Brand holding companies are using startup studios to not only launch new brands but compete with the direct-to-consumer brands that have challenged their businesses in recent years.
For Procter & Gamble, that startup studio is known as P&G Ventures, which has created four consumer-facing brands since it was founded in 2015. The studio’s aim is to work outside P&G’s current categories to find areas where the company could create the next $1 billion brands that could eventually fold into its portfolio. So far, the studio has launched natural insecticide Zevo, digital skin analyzer Opte, skin-care treatment Metaderm and menopause brand Pepper & Wits.
“Within Ventures, it’s not our job to create the next laundry detergent or baby diaper,” said Betsy Bluestone, commercial discovery leader at P&G Ventures. “What we do is create businesses in areas where P&G doesn’t compete.”
The strategy of the studio is not to simply hand a cash infusion to entrepreneurs but offer the tools of a massive brand holding company like P&G — be that distribution, an understanding of regulatory practices or brand building, etc. — to those who have ideas that could potentially blossom into those billion-dollar brands. The goal for P&G Ventures, per Bluestone, is not to invest for a rate of return but to build a brand with an entrepreneur that “will be sustainable, global, that will be noticeably superior.”

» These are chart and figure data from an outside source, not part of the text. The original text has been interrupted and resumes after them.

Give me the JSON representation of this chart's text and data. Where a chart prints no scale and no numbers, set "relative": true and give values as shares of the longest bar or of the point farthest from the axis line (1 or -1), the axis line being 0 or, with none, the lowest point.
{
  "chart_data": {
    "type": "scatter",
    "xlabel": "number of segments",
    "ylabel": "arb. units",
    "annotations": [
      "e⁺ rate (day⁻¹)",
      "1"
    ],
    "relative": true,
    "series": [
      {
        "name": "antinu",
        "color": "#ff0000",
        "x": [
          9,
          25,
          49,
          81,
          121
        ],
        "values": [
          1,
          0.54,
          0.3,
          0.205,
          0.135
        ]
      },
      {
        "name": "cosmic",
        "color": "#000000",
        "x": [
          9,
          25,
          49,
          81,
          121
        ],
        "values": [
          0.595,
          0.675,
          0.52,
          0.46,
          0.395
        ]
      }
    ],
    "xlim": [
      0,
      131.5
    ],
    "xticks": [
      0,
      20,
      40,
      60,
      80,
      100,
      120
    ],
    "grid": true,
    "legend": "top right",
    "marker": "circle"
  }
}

Of course, P&G isn’t the only big brand holding company adding a ventures arm; Anheuser-Busch has ZX Ventures, Siemens has Next47 and Visa Ventures. “It’s hard to be innovative and entrepreneurial in a big company so more and more companies have peeled off this component to be a catalyst for growth,” said Allen Adamson, brand consultant and co-founder of Metaforce, adding that other big brand holding companies will likely adopt this strategy. “It’s mission-critical, but there’s a long runway for [the brands the studio creates] to have an impact on the company.”

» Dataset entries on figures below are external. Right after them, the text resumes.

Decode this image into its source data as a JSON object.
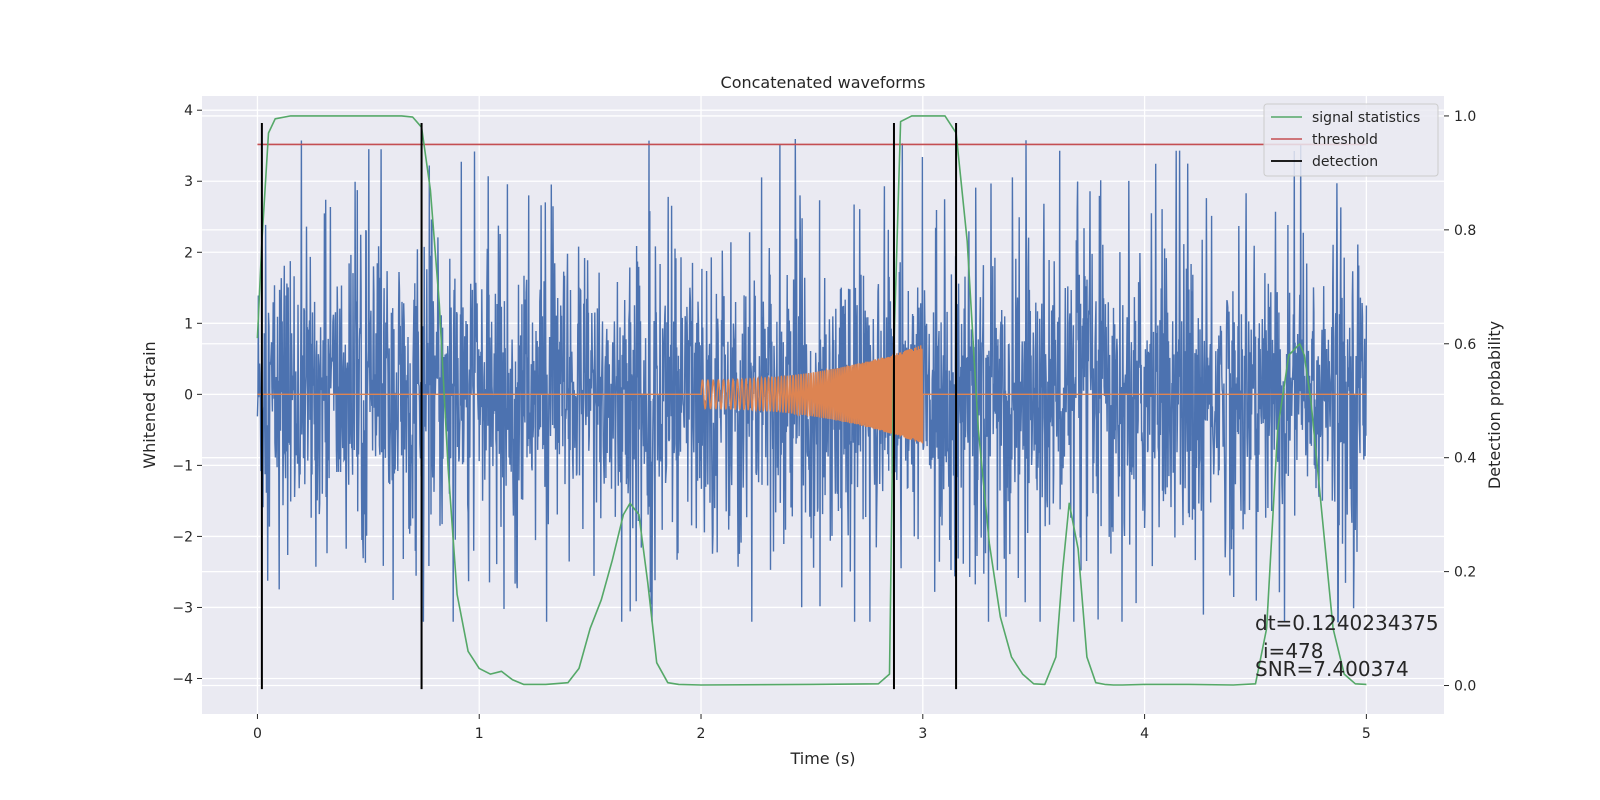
{
  "chart_data": {
    "type": "line",
    "title": "Concatenated waveforms",
    "xlabel": "Time (s)",
    "ylabel_left": "Whitened strain",
    "ylabel_right": "Detection probability",
    "xlim": [
      -0.25,
      5.35
    ],
    "ylim_left": [
      -4.5,
      4.2
    ],
    "ylim_right": [
      -0.05,
      1.035
    ],
    "xticks": [
      0,
      1,
      2,
      3,
      4,
      5
    ],
    "yticks_left": [
      4,
      3,
      2,
      1,
      0,
      -1,
      -2,
      -3,
      -4
    ],
    "yticks_left_labels": [
      "4",
      "3",
      "2",
      "1",
      "0",
      "−1",
      "−2",
      "−3",
      "−4"
    ],
    "yticks_right": [
      1.0,
      0.8,
      0.6,
      0.4,
      0.2,
      0.0
    ],
    "yticks_right_labels": [
      "1.0",
      "0.8",
      "0.6",
      "0.4",
      "0.2",
      "0.0"
    ],
    "grid": true,
    "legend_position": "top-right",
    "legend": [
      {
        "label": "signal statistics",
        "color": "#55a868"
      },
      {
        "label": "threshold",
        "color": "#c44e52"
      },
      {
        "label": "detection",
        "color": "#000000"
      }
    ],
    "series": [
      {
        "role": "whitened strain (noise)",
        "axis": "left",
        "color": "#4c72b0",
        "x_range": [
          0,
          5
        ],
        "approx_envelope": [
          -3.2,
          3.8
        ]
      },
      {
        "role": "injected chirp",
        "axis": "left",
        "color": "#dd8452",
        "x_range": [
          2.0,
          3.0
        ],
        "amplitude_start": 0.2,
        "amplitude_end": 0.7
      },
      {
        "name": "signal statistics",
        "axis": "right",
        "color": "#55a868",
        "x": [
          0.0,
          0.02,
          0.05,
          0.08,
          0.15,
          0.3,
          0.5,
          0.65,
          0.7,
          0.74,
          0.78,
          0.82,
          0.86,
          0.9,
          0.95,
          1.0,
          1.05,
          1.1,
          1.15,
          1.2,
          1.3,
          1.4,
          1.45,
          1.5,
          1.55,
          1.6,
          1.65,
          1.68,
          1.72,
          1.76,
          1.8,
          1.85,
          1.9,
          2.0,
          2.5,
          2.8,
          2.85,
          2.87,
          2.9,
          2.95,
          3.0,
          3.1,
          3.15,
          3.2,
          3.25,
          3.3,
          3.35,
          3.4,
          3.45,
          3.5,
          3.55,
          3.6,
          3.63,
          3.66,
          3.7,
          3.74,
          3.78,
          3.82,
          3.86,
          3.9,
          4.0,
          4.2,
          4.4,
          4.5,
          4.55,
          4.6,
          4.65,
          4.7,
          4.72,
          4.75,
          4.8,
          4.85,
          4.9,
          4.95,
          5.0
        ],
        "y": [
          0.61,
          0.78,
          0.97,
          0.995,
          1.0,
          1.0,
          1.0,
          1.0,
          0.998,
          0.98,
          0.87,
          0.67,
          0.38,
          0.16,
          0.06,
          0.03,
          0.02,
          0.025,
          0.01,
          0.002,
          0.002,
          0.005,
          0.03,
          0.1,
          0.15,
          0.22,
          0.3,
          0.32,
          0.3,
          0.18,
          0.04,
          0.005,
          0.002,
          0.001,
          0.002,
          0.003,
          0.02,
          0.6,
          0.99,
          1.0,
          1.0,
          1.0,
          0.97,
          0.78,
          0.45,
          0.25,
          0.12,
          0.05,
          0.02,
          0.003,
          0.002,
          0.05,
          0.2,
          0.32,
          0.24,
          0.05,
          0.005,
          0.002,
          0.001,
          0.001,
          0.002,
          0.002,
          0.001,
          0.003,
          0.1,
          0.45,
          0.58,
          0.6,
          0.58,
          0.5,
          0.3,
          0.1,
          0.02,
          0.003,
          0.002
        ]
      },
      {
        "name": "threshold",
        "axis": "right",
        "color": "#c44e52",
        "x": [
          0,
          5
        ],
        "y": [
          0.95,
          0.95
        ]
      }
    ],
    "detections": {
      "color": "#000000",
      "x": [
        0.02,
        0.74,
        2.87,
        3.15
      ],
      "y_range_left": [
        -4.15,
        3.82
      ]
    },
    "annotations": [
      "dt=0.1240234375",
      "i=478",
      "SNR=7.400374"
    ]
  }
}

With a startup studio like P&G Ventures, the company is not looking to generate ideas to update its older brands but to find what the brands of the future will be and have a role in growing them. Bluestone scouts for potential brands for the studio at universities, accelerators, through meetings with investors and other groups to find brands or brand ideas. While each brand deal is different, the studio aims to give those behind a brand whatever they need to help it grow, be that help with brand building, technology, distribution, whatever is needed.
To bring the brands created by P&G Ventures to market, the company uses a direct-to-consumer strategy so “the playbook is different,” said Bluestone. As previously reported by Digiday, growing DTC brands either through acquisitions or in-house has been a recent focus for the company. But that doesn’t mean a brand created via P&G Ventures will only be DTC. The past summer, P&G Ventures took one of those brands, Zevo, a natural insecticide, beyond its DTC roots testing a brick-and-mortar retail presence for the brand within Target and Home Depot.
“Every one of these brands starts DTC,” said Bluestone. “That doesn’t necessarily mean that’s its destination, but it’s a great way to learn, to speak one-to-one with the consumer, to prove out a proposition.”
Others, like Pepper & Wits, are focused on growing out its sole DTC channel. How the brands grow beyond DTC will depend on the brand proposition and how the market responds to it. Once a brand has proven out its proposition and started to generate revenue, P&G Ventures will move it from the creation phase to the build phase with a program called Launchpad where those brands will take on additional funding from the outside via a partnership with venture firm M13.
“The intention is to build them up to a stage where we would buy them back and put them into one of our business units,” said Bluestone. “There’s great external validation that comes from that. Raising money tells you how valuable that idea is. [Already, the studio has] one that has moved in, Pepper & Witz has moved there and two more on the way.”
How marketing capabilities for the brands are handled will vary by brand, but they are typically done in-house rather than with an agency. Overall, the studio has had help with its DTC strategy from the DTC brands P&G has acquired, like Bevel and First Aid Beauty, taking lessons from those brands and applying them to the ones it is growing.
Building out its own DTC brands rather than solely acquiring DTC brands makes sense for the company. “P&G now has several DTC acquisitions under its belt as a way to buy into relevance,” wrote Dipanjan Chatterjee, vp and principal analyst at Forrester, in an email. “However, acquisitions are culturally messy. And late-term free-spirited brands brought into the fold can get choked by the bureaucracy of big companies. P&G Ventures is a way to find the best of both worlds — to play a role in the inception of a different business and brand models, and then throw its weight at channel management and marketing weight behind them.”
The studio model may also help the company attract younger talent, per Adamson, as younger people with an entrepreneurial spirit would rather create something on their own than work at a big behemoth like P&G.
That said, it may be too early to tell if any of these brands will become the next Dollar Shave Club or Glossier with P&G’s help.
“If CES 2019 was any indication, there is a lot of activity in the innovation that is being brought forward by the group,” wrote Chatterjee. “But these initiatives still have to thrive under an overlord with a less than stellar reputation for progressive innovation. We’ll need a few more years under the belt of these venture-funded brands before we can pass final judgment.”